Mai 68 nous a plongés pendant des années, et pour longtemps encore, dans un marasme humain et égoïste qui n’en finit pas de mourir. L’agonie de ce mois de mai 68 est d’autant plus longue qu’aujourd’hui les dirigeants de tous ordres sont les manifestants d’hier. Cette classe d’âge actuellement aux commandes maintient en vie, parfois même sans le vouloir, un moribond honteux et obsolète. L’ombre tétanisante de ce moribond influe encore sur le monde actuel et particulièrement en France, pays conservateur s’il en est. Il faut dire que surfer sur la vague soixante-huitarde est facile, surtout quand on manque d’idée et de courage, ce qui semble malheureusement être le cas tant de nos dirigeants politiques que de la plupart des acteurs économiques.
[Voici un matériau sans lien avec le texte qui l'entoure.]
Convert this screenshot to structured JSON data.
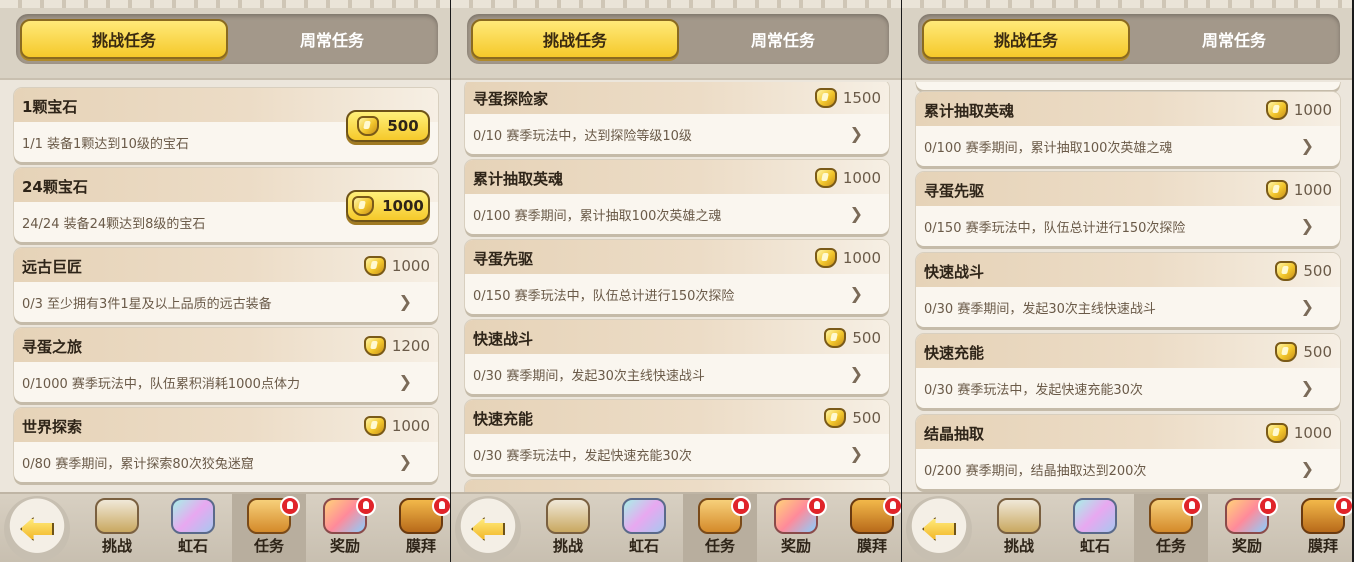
{
  "tabs": {
    "challenge": "挑战任务",
    "weekly": "周常任务"
  },
  "nav": [
    "挑战",
    "虹石",
    "任务",
    "奖励",
    "膜拜"
  ],
  "panels": [
    {
      "cards": [
        {
          "title": "1颗宝石",
          "desc": "1/1 装备1颗达到10级的宝石",
          "reward": "500",
          "claim": true
        },
        {
          "title": "24颗宝石",
          "desc": "24/24 装备24颗达到8级的宝石",
          "reward": "1000",
          "claim": true
        },
        {
          "title": "远古巨匠",
          "desc": "0/3 至少拥有3件1星及以上品质的远古装备",
          "reward": "1000",
          "claim": false
        },
        {
          "title": "寻蛋之旅",
          "desc": "0/1000 赛季玩法中，队伍累积消耗1000点体力",
          "reward": "1200",
          "claim": false
        },
        {
          "title": "世界探索",
          "desc": "0/80 赛季期间，累计探索80次狡兔迷窟",
          "reward": "1000",
          "claim": false
        }
      ]
    },
    {
      "cards": [
        {
          "title": "寻蛋探险家",
          "desc": "0/10 赛季玩法中，达到探险等级10级",
          "reward": "1500",
          "claim": false
        },
        {
          "title": "累计抽取英魂",
          "desc": "0/100 赛季期间，累计抽取100次英雄之魂",
          "reward": "1000",
          "claim": false
        },
        {
          "title": "寻蛋先驱",
          "desc": "0/150 赛季玩法中，队伍总计进行150次探险",
          "reward": "1000",
          "claim": false
        },
        {
          "title": "快速战斗",
          "desc": "0/30 赛季期间，发起30次主线快速战斗",
          "reward": "500",
          "claim": false
        },
        {
          "title": "快速充能",
          "desc": "0/30 赛季玩法中，发起快速充能30次",
          "reward": "500",
          "claim": false
        }
      ]
    },
    {
      "cards": [
        {
          "title": "累计抽取英魂",
          "desc": "0/100 赛季期间，累计抽取100次英雄之魂",
          "reward": "1000",
          "claim": false
        },
        {
          "title": "寻蛋先驱",
          "desc": "0/150 赛季玩法中，队伍总计进行150次探险",
          "reward": "1000",
          "claim": false
        },
        {
          "title": "快速战斗",
          "desc": "0/30 赛季期间，发起30次主线快速战斗",
          "reward": "500",
          "claim": false
        },
        {
          "title": "快速充能",
          "desc": "0/30 赛季玩法中，发起快速充能30次",
          "reward": "500",
          "claim": false
        },
        {
          "title": "结晶抽取",
          "desc": "0/200 赛季期间，结晶抽取达到200次",
          "reward": "1000",
          "claim": false
        }
      ]
    }
  ]
}
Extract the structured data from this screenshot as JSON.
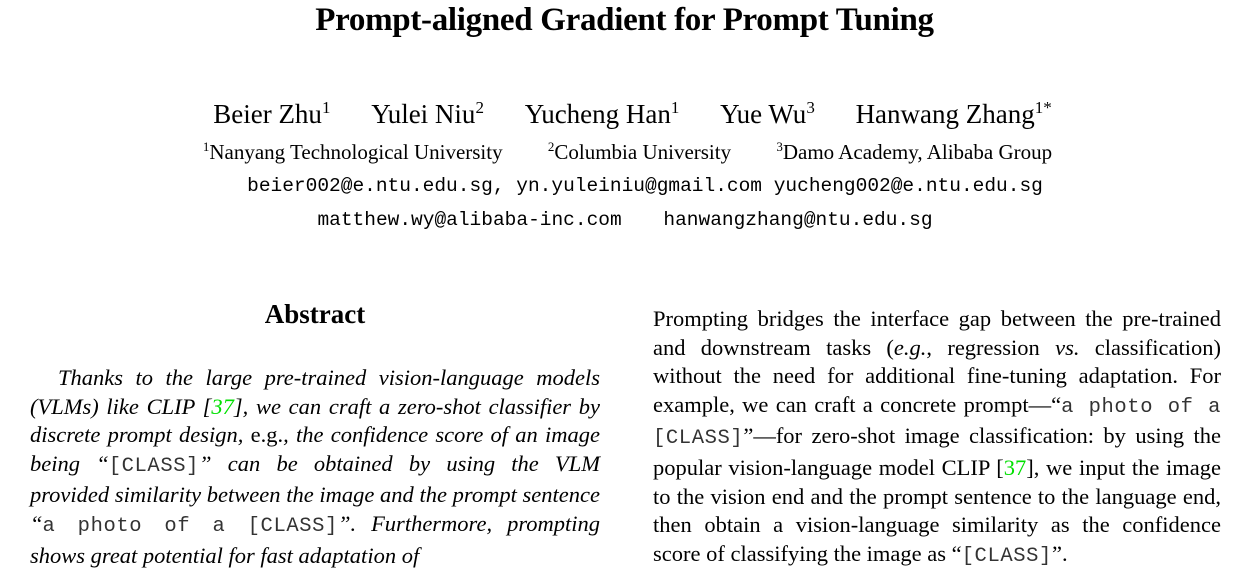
{
  "paper": {
    "title": "Prompt-aligned Gradient for Prompt Tuning",
    "authors": [
      {
        "name": "Beier Zhu",
        "sup": "1"
      },
      {
        "name": "Yulei Niu",
        "sup": "2"
      },
      {
        "name": "Yucheng Han",
        "sup": "1"
      },
      {
        "name": "Yue Wu",
        "sup": "3"
      },
      {
        "name": "Hanwang Zhang",
        "sup": "1*"
      }
    ],
    "affiliations": [
      {
        "sup": "1",
        "name": "Nanyang Technological University"
      },
      {
        "sup": "2",
        "name": "Columbia University"
      },
      {
        "sup": "3",
        "name": "Damo Academy, Alibaba Group"
      }
    ],
    "emails_line1": "beier002@e.ntu.edu.sg, yn.yuleiniu@gmail.com yucheng002@e.ntu.edu.sg",
    "emails_line2": [
      "matthew.wy@alibaba-inc.com",
      "hanwangzhang@ntu.edu.sg"
    ]
  },
  "abstract": {
    "heading": "Abstract",
    "segments": [
      "Thanks to the large pre-trained vision-language models (VLMs) like CLIP [",
      "37",
      "], we can craft a zero-shot classifier by discrete prompt design, ",
      "e.g.",
      ", the confidence score of an image being “",
      "[CLASS]",
      "” can be obtained by using the VLM provided similarity between the image and the prompt sentence “",
      "a photo of a [CLASS]",
      "”. Furthermore, prompting shows great potential for fast adaptation of"
    ]
  },
  "intro_right": {
    "segments": [
      "Prompting bridges the interface gap between the pre-trained and downstream tasks (",
      "e.g.",
      ", regression ",
      "vs.",
      " classification) without the need for additional fine-tuning adaptation. For example, we can craft a concrete prompt—“",
      "a photo of a [CLASS]",
      "”—for zero-shot image classification: by using the popular vision-language model CLIP [",
      "37",
      "], we input the image to the vision end and the prompt sentence to the language end, then obtain a vision-language similarity as the confidence score of classifying the image as “",
      "[CLASS]",
      "”."
    ]
  },
  "colors": {
    "citation": "#00e000",
    "text": "#000000"
  }
}
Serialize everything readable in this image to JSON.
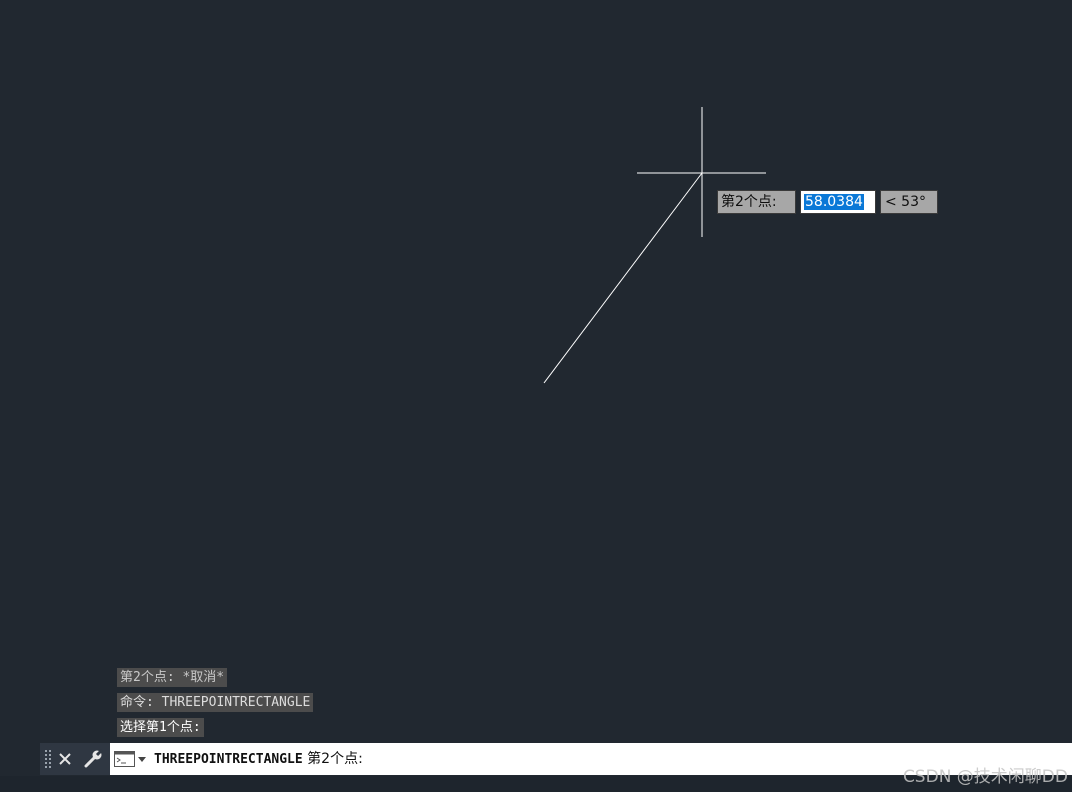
{
  "dynamic_input": {
    "prompt_label": "第2个点:",
    "length_value": "58.0384",
    "angle_value": "< 53°"
  },
  "command_history": [
    "第2个点: *取消*",
    "命令: THREEPOINTRECTANGLE",
    "选择第1个点:"
  ],
  "command_line": {
    "command_name": "THREEPOINTRECTANGLE",
    "prompt": "第2个点:"
  },
  "watermark": "CSDN @技术闲聊DD",
  "colors": {
    "background": "#212830",
    "highlight": "#0a78d7",
    "tooltip_gray": "#a7a7a7"
  }
}
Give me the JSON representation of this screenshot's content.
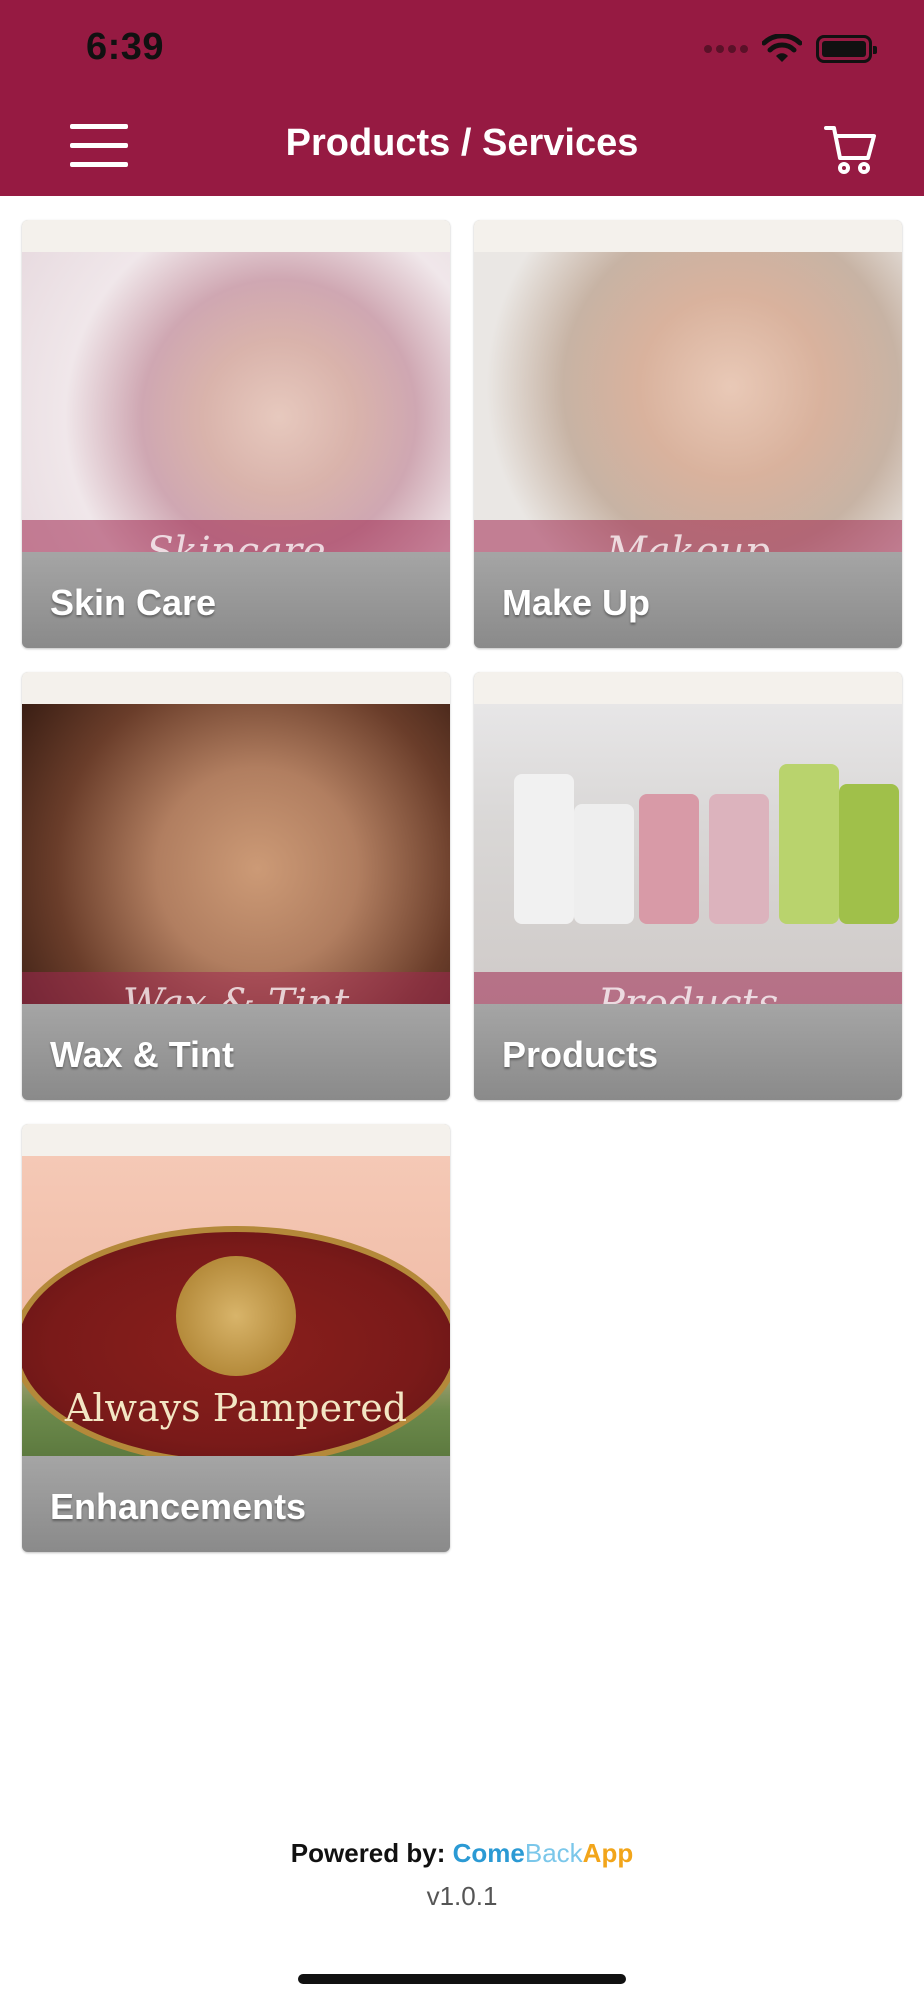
{
  "status_bar": {
    "time": "6:39"
  },
  "header": {
    "title": "Products / Services",
    "accent_color": "#961a42"
  },
  "tiles": [
    {
      "label": "Skin Care",
      "image_caption": "Skincare"
    },
    {
      "label": "Make Up",
      "image_caption": "Makeup"
    },
    {
      "label": "Wax & Tint",
      "image_caption": "Wax & Tint"
    },
    {
      "label": "Products",
      "image_caption": "Products"
    },
    {
      "label": "Enhancements",
      "image_caption": "Always Pampered"
    }
  ],
  "footer": {
    "powered_label": "Powered by:",
    "brand_come": "Come",
    "brand_back": "Back",
    "brand_app": "App",
    "version": "v1.0.1"
  }
}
Cette vague, souvenons-nous, combine deux voies pour une même pente. Il est interdit d’interdire ! La fin de l’autoritarisme, la fin de l’obéissance, finalement la fin d’un mode de vie en collectivité, ont conduit de plus en plus à un individualisme exclusif refusant non seulement toute forme d’autorité, mais aussi de dépendance et d’enseignement. De proche en proche, la libération, « acquis de 68 », conduit l’individu au paroxysme de lui-même, jusqu’au scepticisme intégral, dans un cercle vicieux qui, loin de le libérer, l’enferme. Doutant de toute forme d’institution, obnubilé par la peur d’entrer dans un système et de « renoncer à son originalité », l’individu s’est enfermé en lui-même, devenant sa seule certitude. Par cette première voie, l’individu s’éloigne de ce qui le constitue, la personne humaine.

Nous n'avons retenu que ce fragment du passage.